Я высвобождаю руку, выхожу из машины и почти бегу к школе, не оглядываясь. Потому что знаю — он смотрит.
В груди жжет. Сердце рвется наружу. Я дышу как загнанная лошадь. Едва не плачу. Но лишь прибавляю шаг…
32. Лена
Урок веду кое-как. Постоянно подглядываю в план, запинаюсь, заикаюсь. Чувствую себя двоечницей, поплывшей у доски, но никак не получается полностью сосредоточиться на уроке.

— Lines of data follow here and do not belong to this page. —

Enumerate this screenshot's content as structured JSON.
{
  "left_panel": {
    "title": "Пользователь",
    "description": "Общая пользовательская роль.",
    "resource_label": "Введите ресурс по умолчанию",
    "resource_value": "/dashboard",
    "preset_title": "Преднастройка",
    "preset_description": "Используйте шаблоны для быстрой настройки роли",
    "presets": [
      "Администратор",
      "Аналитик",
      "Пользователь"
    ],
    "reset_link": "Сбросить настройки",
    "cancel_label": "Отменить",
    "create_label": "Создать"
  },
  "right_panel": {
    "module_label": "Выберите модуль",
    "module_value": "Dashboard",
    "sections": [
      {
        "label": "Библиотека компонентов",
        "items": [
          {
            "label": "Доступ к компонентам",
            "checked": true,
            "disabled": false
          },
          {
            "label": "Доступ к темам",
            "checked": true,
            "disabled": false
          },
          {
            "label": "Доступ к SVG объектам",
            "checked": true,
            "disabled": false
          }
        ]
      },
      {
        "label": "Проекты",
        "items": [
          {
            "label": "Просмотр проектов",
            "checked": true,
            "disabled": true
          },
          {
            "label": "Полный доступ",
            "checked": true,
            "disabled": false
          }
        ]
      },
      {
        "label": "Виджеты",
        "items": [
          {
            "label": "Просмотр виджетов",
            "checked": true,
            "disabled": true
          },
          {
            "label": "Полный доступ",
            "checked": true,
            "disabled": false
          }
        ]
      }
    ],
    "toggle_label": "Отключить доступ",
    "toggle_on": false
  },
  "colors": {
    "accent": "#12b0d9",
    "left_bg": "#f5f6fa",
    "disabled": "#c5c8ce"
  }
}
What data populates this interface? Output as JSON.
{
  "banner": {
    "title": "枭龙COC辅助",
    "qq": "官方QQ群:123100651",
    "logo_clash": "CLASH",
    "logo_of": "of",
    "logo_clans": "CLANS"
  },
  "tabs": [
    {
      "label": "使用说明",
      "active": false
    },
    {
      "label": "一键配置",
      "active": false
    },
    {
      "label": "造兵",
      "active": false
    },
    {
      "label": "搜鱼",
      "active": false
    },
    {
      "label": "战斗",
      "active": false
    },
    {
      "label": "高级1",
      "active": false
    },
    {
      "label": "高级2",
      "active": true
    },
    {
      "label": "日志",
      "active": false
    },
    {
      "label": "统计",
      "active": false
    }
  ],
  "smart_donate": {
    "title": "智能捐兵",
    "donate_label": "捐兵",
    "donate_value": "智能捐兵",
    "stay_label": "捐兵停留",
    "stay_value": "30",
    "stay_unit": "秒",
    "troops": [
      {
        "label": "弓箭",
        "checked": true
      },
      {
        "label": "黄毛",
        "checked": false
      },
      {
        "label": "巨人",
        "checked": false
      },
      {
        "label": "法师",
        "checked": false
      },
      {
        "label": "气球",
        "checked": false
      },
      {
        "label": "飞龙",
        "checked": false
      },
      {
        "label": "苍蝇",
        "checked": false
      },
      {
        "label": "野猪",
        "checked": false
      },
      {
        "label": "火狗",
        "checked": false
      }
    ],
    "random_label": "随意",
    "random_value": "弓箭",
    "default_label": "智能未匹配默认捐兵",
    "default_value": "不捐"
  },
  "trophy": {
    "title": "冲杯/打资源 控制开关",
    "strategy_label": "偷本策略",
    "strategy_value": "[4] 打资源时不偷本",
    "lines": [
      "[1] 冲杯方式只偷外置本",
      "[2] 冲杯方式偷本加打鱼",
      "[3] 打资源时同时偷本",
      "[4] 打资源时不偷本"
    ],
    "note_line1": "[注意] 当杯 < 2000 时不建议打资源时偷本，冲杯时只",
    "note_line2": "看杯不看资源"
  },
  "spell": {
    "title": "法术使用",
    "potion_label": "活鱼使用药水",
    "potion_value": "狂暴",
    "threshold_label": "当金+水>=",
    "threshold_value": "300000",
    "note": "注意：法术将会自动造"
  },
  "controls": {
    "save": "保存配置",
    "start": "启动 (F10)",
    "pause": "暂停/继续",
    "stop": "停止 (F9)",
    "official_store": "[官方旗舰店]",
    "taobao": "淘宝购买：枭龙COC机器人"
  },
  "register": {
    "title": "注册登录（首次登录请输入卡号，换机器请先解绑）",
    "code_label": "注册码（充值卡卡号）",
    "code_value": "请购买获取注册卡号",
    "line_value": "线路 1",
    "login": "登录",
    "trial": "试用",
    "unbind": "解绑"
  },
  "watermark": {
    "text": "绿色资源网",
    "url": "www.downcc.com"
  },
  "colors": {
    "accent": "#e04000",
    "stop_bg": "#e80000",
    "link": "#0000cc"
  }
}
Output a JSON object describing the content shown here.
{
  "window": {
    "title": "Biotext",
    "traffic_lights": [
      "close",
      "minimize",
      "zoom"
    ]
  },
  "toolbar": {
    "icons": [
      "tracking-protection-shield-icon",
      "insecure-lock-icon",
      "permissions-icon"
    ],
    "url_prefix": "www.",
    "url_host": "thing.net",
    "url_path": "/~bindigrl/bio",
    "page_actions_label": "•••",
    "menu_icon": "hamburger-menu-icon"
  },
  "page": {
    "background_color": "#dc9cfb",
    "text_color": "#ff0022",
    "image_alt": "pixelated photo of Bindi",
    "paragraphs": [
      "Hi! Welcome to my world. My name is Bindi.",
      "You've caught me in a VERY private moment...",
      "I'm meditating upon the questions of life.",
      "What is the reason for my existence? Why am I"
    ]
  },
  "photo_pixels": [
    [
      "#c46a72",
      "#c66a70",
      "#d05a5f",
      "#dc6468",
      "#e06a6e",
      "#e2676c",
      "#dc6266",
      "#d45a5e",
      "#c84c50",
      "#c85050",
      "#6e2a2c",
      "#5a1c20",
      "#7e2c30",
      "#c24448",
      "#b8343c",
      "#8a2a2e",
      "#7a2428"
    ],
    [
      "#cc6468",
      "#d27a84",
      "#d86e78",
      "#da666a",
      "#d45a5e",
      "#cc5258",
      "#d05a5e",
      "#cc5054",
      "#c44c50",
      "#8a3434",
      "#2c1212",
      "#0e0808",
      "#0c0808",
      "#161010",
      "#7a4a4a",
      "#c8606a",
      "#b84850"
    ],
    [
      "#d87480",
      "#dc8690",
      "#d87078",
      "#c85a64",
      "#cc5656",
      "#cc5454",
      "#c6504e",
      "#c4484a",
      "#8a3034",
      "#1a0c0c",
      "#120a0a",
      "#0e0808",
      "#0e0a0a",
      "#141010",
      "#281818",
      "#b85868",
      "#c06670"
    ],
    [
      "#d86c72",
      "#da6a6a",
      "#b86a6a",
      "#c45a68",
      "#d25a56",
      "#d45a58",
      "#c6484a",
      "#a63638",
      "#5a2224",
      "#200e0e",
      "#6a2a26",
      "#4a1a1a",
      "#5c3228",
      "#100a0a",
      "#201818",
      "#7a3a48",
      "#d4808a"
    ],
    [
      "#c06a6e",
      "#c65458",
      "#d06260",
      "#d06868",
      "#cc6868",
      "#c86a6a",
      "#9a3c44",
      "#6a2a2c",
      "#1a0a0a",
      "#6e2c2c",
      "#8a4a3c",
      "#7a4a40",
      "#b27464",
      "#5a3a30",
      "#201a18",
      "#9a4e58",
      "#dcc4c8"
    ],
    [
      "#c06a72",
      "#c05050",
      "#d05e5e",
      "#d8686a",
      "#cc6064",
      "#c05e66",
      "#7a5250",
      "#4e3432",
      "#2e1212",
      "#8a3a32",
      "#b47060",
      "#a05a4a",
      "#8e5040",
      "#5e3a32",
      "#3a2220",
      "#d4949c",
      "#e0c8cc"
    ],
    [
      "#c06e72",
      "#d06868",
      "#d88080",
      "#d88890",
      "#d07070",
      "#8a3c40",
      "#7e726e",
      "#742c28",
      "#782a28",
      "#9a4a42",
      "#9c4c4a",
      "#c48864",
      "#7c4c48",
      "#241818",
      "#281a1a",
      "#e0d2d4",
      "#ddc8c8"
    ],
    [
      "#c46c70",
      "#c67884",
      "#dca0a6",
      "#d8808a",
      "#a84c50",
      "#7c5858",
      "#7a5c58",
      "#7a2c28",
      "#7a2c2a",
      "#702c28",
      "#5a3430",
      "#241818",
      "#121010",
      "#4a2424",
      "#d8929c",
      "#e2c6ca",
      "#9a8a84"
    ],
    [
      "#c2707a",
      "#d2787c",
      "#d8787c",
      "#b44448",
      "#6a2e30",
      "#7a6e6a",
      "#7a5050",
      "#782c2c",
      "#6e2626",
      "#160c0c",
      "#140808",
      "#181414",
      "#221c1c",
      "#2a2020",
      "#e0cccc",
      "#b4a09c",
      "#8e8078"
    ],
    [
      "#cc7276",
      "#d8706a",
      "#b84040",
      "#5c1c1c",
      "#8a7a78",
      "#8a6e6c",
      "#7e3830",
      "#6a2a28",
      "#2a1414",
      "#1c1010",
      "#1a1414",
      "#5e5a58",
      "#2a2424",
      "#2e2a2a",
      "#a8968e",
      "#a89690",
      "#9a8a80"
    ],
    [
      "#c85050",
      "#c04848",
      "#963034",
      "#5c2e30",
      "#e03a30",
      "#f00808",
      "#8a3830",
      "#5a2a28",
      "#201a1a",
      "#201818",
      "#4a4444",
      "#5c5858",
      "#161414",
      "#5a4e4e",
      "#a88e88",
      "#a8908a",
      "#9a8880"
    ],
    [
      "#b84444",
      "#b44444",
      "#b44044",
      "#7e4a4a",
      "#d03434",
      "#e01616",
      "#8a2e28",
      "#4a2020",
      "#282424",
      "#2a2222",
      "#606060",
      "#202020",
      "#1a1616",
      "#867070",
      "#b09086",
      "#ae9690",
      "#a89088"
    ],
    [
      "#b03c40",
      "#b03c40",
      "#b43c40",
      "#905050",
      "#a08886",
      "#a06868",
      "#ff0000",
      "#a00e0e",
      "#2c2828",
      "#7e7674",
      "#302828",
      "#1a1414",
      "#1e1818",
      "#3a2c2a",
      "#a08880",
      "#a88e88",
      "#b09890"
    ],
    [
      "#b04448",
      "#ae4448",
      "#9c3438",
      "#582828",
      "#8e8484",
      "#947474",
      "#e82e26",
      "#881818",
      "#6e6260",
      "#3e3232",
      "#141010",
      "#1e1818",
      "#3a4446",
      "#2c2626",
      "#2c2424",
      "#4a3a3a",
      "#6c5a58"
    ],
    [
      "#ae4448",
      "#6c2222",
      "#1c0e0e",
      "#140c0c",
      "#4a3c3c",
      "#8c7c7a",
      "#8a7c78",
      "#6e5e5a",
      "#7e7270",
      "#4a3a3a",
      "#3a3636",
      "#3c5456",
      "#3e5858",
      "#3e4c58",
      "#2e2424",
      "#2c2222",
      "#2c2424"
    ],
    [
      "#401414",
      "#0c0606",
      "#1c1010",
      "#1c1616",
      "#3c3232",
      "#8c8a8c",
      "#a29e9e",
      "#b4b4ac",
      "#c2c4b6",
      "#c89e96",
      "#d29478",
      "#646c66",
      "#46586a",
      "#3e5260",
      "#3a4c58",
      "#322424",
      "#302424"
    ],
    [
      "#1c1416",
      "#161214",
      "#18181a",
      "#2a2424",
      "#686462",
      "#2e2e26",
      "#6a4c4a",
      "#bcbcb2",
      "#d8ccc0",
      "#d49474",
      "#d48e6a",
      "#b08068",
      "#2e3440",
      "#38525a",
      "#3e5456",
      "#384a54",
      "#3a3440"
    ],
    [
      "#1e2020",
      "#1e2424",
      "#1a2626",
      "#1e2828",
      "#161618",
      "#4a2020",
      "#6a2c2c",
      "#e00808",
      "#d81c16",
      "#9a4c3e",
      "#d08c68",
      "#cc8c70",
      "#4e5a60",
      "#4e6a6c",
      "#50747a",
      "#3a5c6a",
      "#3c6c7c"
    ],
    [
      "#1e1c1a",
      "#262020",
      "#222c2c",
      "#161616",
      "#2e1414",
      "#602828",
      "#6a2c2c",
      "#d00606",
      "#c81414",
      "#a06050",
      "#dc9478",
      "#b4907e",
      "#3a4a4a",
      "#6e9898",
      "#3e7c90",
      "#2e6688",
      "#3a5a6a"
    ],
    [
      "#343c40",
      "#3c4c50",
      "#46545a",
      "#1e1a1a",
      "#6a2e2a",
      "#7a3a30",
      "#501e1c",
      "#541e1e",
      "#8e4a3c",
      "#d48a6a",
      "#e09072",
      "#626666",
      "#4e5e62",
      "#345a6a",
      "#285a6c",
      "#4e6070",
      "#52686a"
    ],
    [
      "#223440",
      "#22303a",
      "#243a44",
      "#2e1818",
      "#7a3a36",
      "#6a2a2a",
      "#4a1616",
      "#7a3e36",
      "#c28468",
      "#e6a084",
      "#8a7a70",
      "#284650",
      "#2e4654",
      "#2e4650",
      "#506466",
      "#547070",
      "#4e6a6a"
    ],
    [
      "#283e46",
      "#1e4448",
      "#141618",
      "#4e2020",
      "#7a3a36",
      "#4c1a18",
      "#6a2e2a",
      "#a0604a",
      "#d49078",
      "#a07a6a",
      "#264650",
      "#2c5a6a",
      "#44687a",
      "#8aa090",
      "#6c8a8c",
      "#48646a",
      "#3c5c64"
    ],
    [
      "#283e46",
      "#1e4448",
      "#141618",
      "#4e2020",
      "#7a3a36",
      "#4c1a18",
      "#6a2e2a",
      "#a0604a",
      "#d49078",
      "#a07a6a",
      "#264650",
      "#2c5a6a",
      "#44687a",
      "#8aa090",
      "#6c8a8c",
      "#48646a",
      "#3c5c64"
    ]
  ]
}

Сначала этот кошмар с Юлькой, который не идет из головы. Спасибо хоть она написала мне перед уроком сообщение, что с ней все в порядке, а то я бы совсем с ума сходила. Но зато Герман своим очередным и неожиданным появлением окончательно выбил почву из-под ног.
Один раз даже допустила грубейшую ошибку: писала примеры на доске и забыла поставить во множественном числе окончание «с». И заметила, когда уже перешла к другому упражнению. Подписала потом украдкой, но чуть не умерла со стыда.
На Олесю Владимировну, которая наблюдает за уроком с задней парты, даже смотреть боюсь. Наверняка я ее сегодня страшно разочаровала.
Хорошо хоть с классом повезло. Дети — еще маленькие и послушные. Если бы я такую оплошность совершила в своем классе, меня бы уже давно обсмеяли и опозорили.